Exploring Women's Lot In Changing Culture

INTERVIEW CHINESE DIRECTOR XIE FEI

'A Mongolian Tale," the new movie by Chinese director Xie Fei, looks like another sure-fire hit. While it is just starting to open in American theaters, it has already played at some film festivals and cinema clubs, and American audiences have loved it.

The filmmaker's previous US imports, "Girl From Hunan" and "The Women From the Lake of Scented Souls," are among the most acclaimed Chinese productions of recent years.

As the titles of his best-known movies indicate, Xie has a special interest in women as main characters. He likes exploring individual personalities and is fascinated with female situations - such as pregnancy and motherhood - that take on different forms influenced by social and cultural surroundings.

"A Mongolian Tale" centers on a Mongolian girl named Someyer and a Chinese boy named Beiyinpalica who grow up together in the home of Nai-Nai, a peasant woman who raises them.

Nai-Nai wants them to marry and start a family as soon as possible, but modern times have brought a change to Mongolian life: Instead of automatically becoming a shepherd like his ancestors, Beiyinpalica wants to get an education in a distant city. Returning years later as a trained musician, he discovers that Someyer is pregnant by an irresponsible neighbor.

Beiyinpalica leaves again and becomes a celebrated urban singer, whose songs recall the joys and pains of his early life in the countryside.

Someyer marries and has five children, working in a local school instead of following traditional nomadic life. She knows she will not have a family with Beiyinpalica. But when he pays a final visit, she asks that he send his children to her in future years, so she can care for them. The movie ends on this loving but poignant note.

"The movie is set in Mongolian places," Xie said in a recent interview, "but I think the theme is universal. A story about a young woman who gets pregnant out of wedlock can happen anywhere. The conflict in the film is between traditional Mongolian culture and modern society.... I wanted to compare the culture of the past with modern-day culture, and I wanted to show the need for keeping old virtues like kindness and tolerance."
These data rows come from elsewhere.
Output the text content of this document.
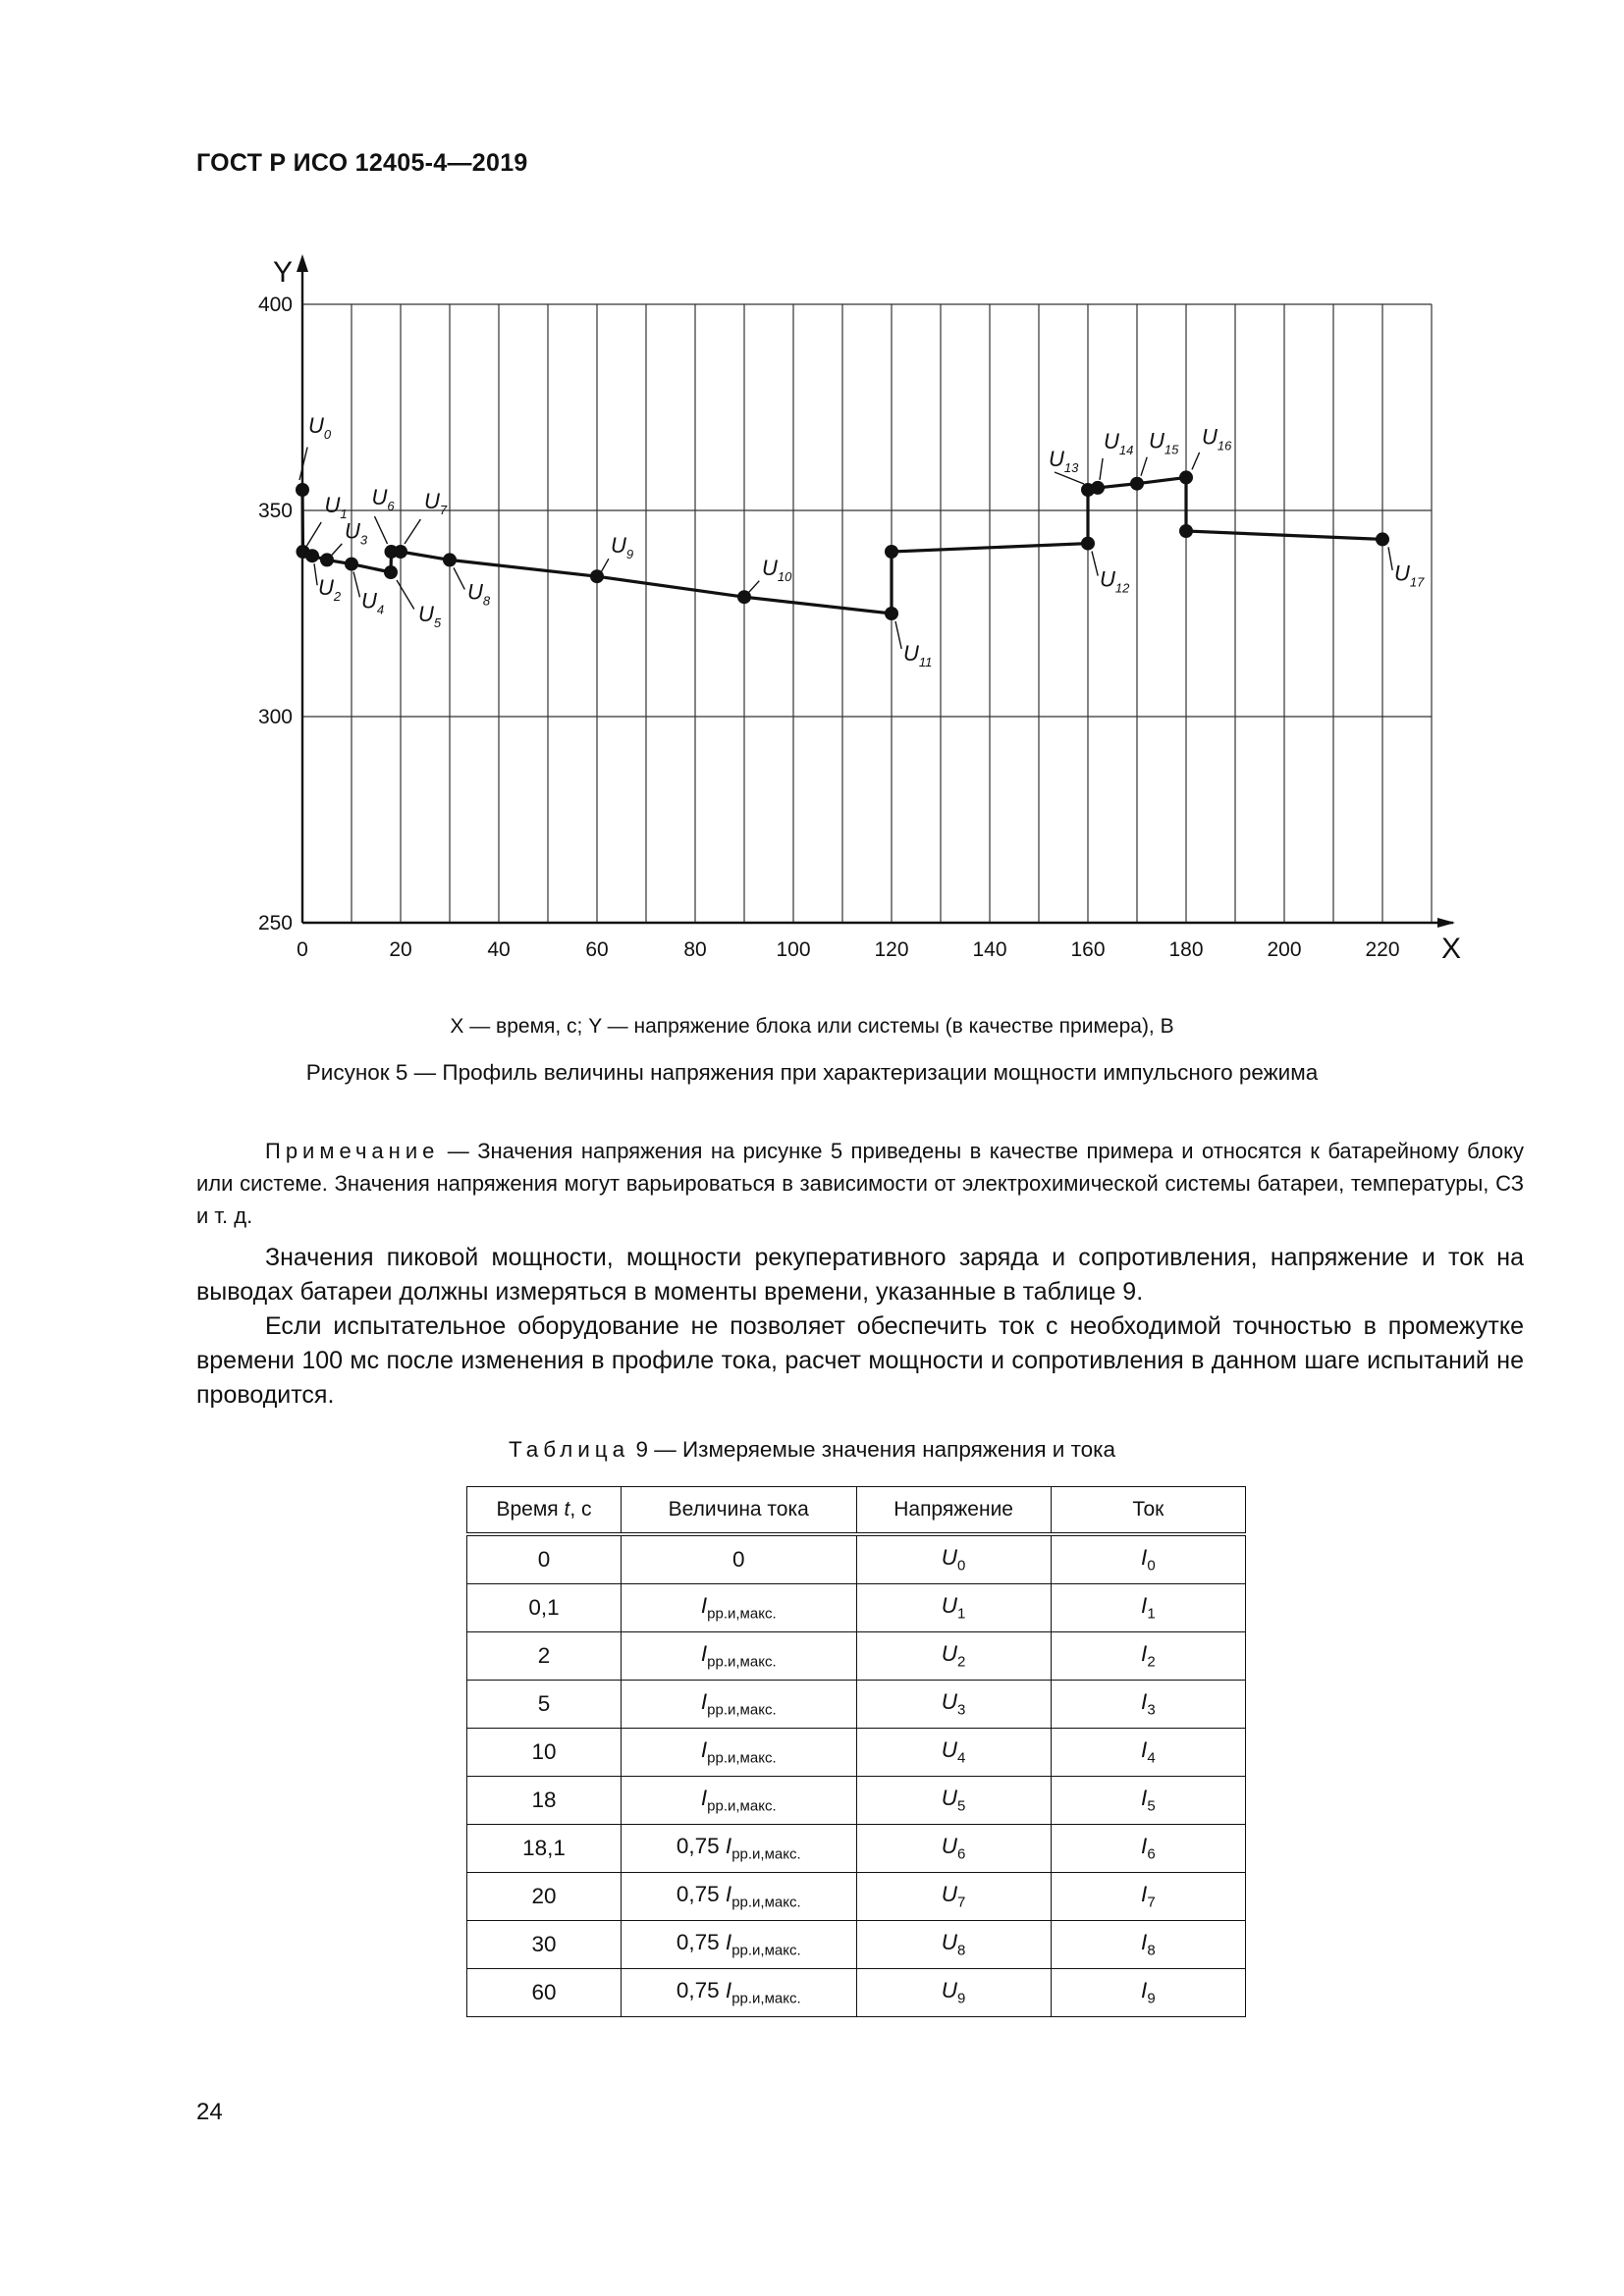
ГОСТ Р ИСО 12405-4—2019
250
300
350
400
0	20	40	60	80	100	120	140	160	180	200	220
Y
X
$U_0$
$U_1$
$U_2$
$U_3$
$U_4$ $U_5$
$U_6$ $U_7$
$U_8$
$U_9$
$U_{10}$
$U_{11}$
$U_{12}$
$U_{13}$
$U_{14}$ $U_{15}$
$U_{16}$
$U_{17}$
X — время, с; Y — напряжение блока или системы (в качестве примера), В
Рисунок 5 — Профиль величины напряжения при характеризации мощности импульсного режима
Примечание — Значения напряжения на рисунке 5 приведены в качестве примера и относятся к батарейному блоку или системе. Значения напряжения могут варьироваться в зависимости от электрохимической системы батареи, температуры, СЗ и т. д.

Значения пиковой мощности, мощности рекуперативного заряда и сопротивления, напряжение и ток на выводах батареи должны измеряться в моменты времени, указанные в таблице 9.

Если испытательное оборудование не позволяет обеспечить ток с необходимой точностью в промежутке времени 100 мс после изменения в профиле тока, расчет мощности и сопротивления в данном шаге испытаний не проводится.

Таблица 9 — Измеряемые значения напряжения и тока
Время t, с	Величина тока	Напряжение	Ток
0	0	$U_0$	$I_0$
0,1	$I_{рр.и,макс.}$	$U_1$	$I_1$
2	$I_{рр.и,макс.}$	$U_2$	$I_2$
5	$I_{рр.и,макс.}$	$U_3$	$I_3$
10	$I_{рр.и,макс.}$	$U_4$	$I_4$
18	$I_{рр.и,макс.}$	$U_5$	$I_5$
18,1	0,75 $I_{рр.и,макс.}$	$U_6$	$I_6$
20	0,75 $I_{рр.и,макс.}$	$U_7$	$I_7$
30	0,75 $I_{рр.и,макс.}$	$U_8$	$I_8$
60	0,75 $I_{рр.и,макс.}$	$U_9$	$I_9$
24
The women of the story, Someyer and Nai-Nai, embody the conflicts Xie sees between traditional and contemporary ways. Someyer's pregnancy is considered scandalous by Beiyinpalica, and she herself is regretful about it, especially when it damages her relationship with him.

Old Nai-Nai shows a very different attitude, taking the situation completely in stride. She had grown up in an underpopulated region that valued new children too much for anyone to worry about the circumstances of their arrival. The disapproval felt by the younger characters is evidence of their entry into a modern sensibility more typical of China, which controls childbirth very rigidly, than of peasants raised on the Mongolian steppes.

Xie gained close familiarity with peasant life during the Cultural Revolution period, when his filmmaking career was interrupted by a forced move to a rural area of China, where he worked as a laborer in a "reeducation" program. Today he looks back on this experience with some fondness, since it taught him a great deal about aspects of Chinese life he would not have encountered in any other way.

Not wishing to rely on this knowledge alone, Xie did careful research, visiting Inner and Outer Mongolia three times. The film stars Mongolian actresses in the main female roles and the Mongolian-born singer Tengger, a big pop-music star in China and Taiwan, as Beiyinpalica.

Xie also studied the writing of Zhang Cheng-zhi, who adapted the film's screenplay from his own novel. "Zhang lived in Mongolia for four years," says Xie, "and while there he discovered that Mongolians have a great passion for children, and for life in general. In the film, this [passion] is portrayed most strongly through the grandmother.... It is also present in the novel, where she is always taking in stray dogs and sheep. That also represents the great passion for life that is part of the Mongolian tradition."

Xie drew other sorts of inspiration from novelist Zhang, as well. "He is unique in Chinese literature," the filmmaker says. "Nowadays a lot of authors write popular novels to make money, but he is the only one holding to the ideal of searching for beauty."

Judging from his recent films, Xie is following a similar path, working hard to make his stories artistically as well as dramatically compelling. The results have gained him a major place in China's motion-picture industry. In addition to filmmaking, he is vice-president of the Association of Chinese Film Directors and a professor in the Beijing Film Academy's directing department.

With so many credentials, Xie is in a good position to assess the current state of Chinese filmmaking. He acknowledges that his nation's government has hobbled screen artists by imposing forceful censorship rules that keep many movies out of production and limit the audiences of some that do get completed. Coproductions with filmmakers from Taiwan and Hong Kong have also diminished, partly because theaters there are more in love with Hollywood than ever, and devote their screens largely to American entertainments.

There is hope for the future, however, since television companies have money to spend and can often slide around censorship restrictions because such a huge amount of filmed material is needed.

Like other Chinese directors, Xie sees opportunities ahead despite present problems. On large screens or small, his career is certain to keep flourishing, especially if overseas audiences keep welcoming his work as enthusiastically as Americans are receiving "A Mongolian Tale."